LSF resource strings

Resource strings are used to ensure that a job will be placed on nodes that have the resources the job requires. There are resources that are native to LSF, such as the number of cores or memory needed, and there are resources that have been defined locally for the Henry2 cluster, such as model name or node type.

Resource strings may contain a number of sections:

  • span section that specifies how tasks should be distributed across nodes
  • select section that specifies criteria for selecting eligible nodes to run the job
  • rusage section that specifies resource consumption anticipated for the job
  • order section that specifies criteria for sorting eligible nodes
  • same section that specifies node characteristics that must be same for all nodes assigned to a parallel job
  • cu section that specifies topological requirements for a parallel job
  • affinity section that specifies CPU and memory binding requirements

Requesting a specific queue

To specify a queue, use -q queue_name.

If no queue was specified, LSF will choose the most appropriate queue based on the number of cores and time requested from the set of default queues. See this FAQ for additional information on choosing a queue.
Default queues
debug
serial
serial_long
standard
short
long
single_chassis

There are several other queues with access to special resources.
Specialty queues
gpu - Nodes that have attached Nvidia GPUs
standard_ib - InfiniBand network, homogeneous jobs (all nodes must be the same type)
mixed_ib - InfiniBand network, heterogeneous jobs (nodes chosen may be of different types)

The queues available to a user can be displayed by using bqueues -u user_name.
The properties of a queue can be displayed by using bqueues -l queue_name.

Queue priority is determined by several factors including fair share priority, queue priority, and time of submission.

  • See further details on queue priority.
  • Define task distribution using span

    Shared memory jobs must be placed on a single node, or host.
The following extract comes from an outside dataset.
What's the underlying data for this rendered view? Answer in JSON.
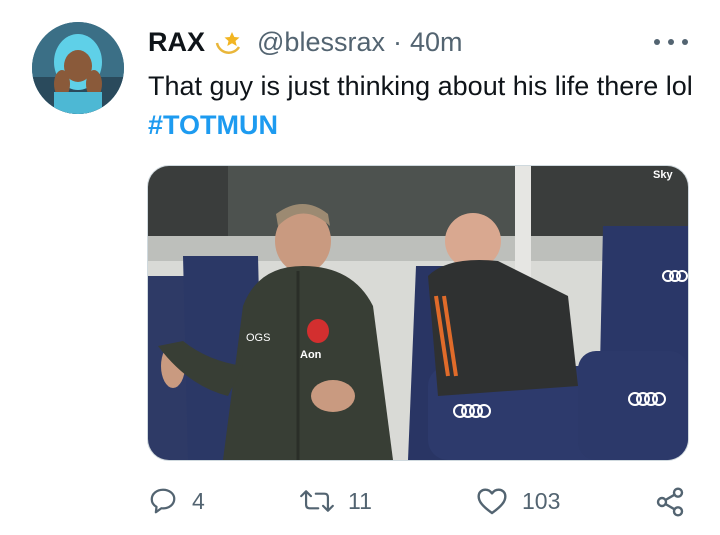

Some memory intensive MPI jobs or hybrid parallel jobs must limit the number of tasks per node.

    To specify a span type, use -R "span[span_type=#number]".

    Span type    Description
    hosts Maximum number of hosts to confine tasks
    ptile Maximum number of tasks per host

    Specify consumption using rusage

    Set a usage case, such as higher memory. Usage is per host. See the generic LSF template for specific examples.

    To specify a usage type, use -R "rusage[usage_type=#number]".

    Usage type          Description
    mem Memory requirements

    Define resources using select

    To specify a resource, use -R "select[Resource_type]".

    LSF will not show an error if the user specifies a combination of resources that do not exist. For example, -R "select[hc model==Gold6130]" would result in job pending indefinitely as the Gold6130 model processors have 16 cores and hc requests processors with six cores.

    The following is a list of the types of resources available on Henry2 and a description of each.

    Resource by processor type

    The required cores per node is specified by the number of cores per processor. Each node has two of the same model Intel Xeon processors. A specification of hc would select a node with two six-core processors, i.e., a node with 12 cores.

    Resource type    Description
    sc Processor model with single core
    dc Processor model with two (dual) cores
    qc Processor model with four (quad) cores
    hc Processor model with six cores
    oc Processor model with eight cores
    tc Processor model with ten cores
    twc Processor model with twelve cores
    stc Processor model with sixteen cores
    Resource by instruction set architecture

    Software compiled on one type of architecture may not run on another type of architecture, resulting in an error of illegal instruction. LSF resources may be used to specify the instruction set architecture (ISA).

    Resource type    Description
    sse Processor model with SSE instructions
    sse2 Processor model with SSE2 instructions
    ssse3 Processor model with SSSE3 instructions
    sse4_1 Processor model with SSE4 v1 instructions
    sse4_2 Processor model with SSE4 v2 instructions
    avx Processor model with AVX instructions
    avx2 Processor model with AVX2 instructions
    Resource by GPU model

    Similar to the ISA compatibility issues described above, a given software may not be compatible with all models of GPU.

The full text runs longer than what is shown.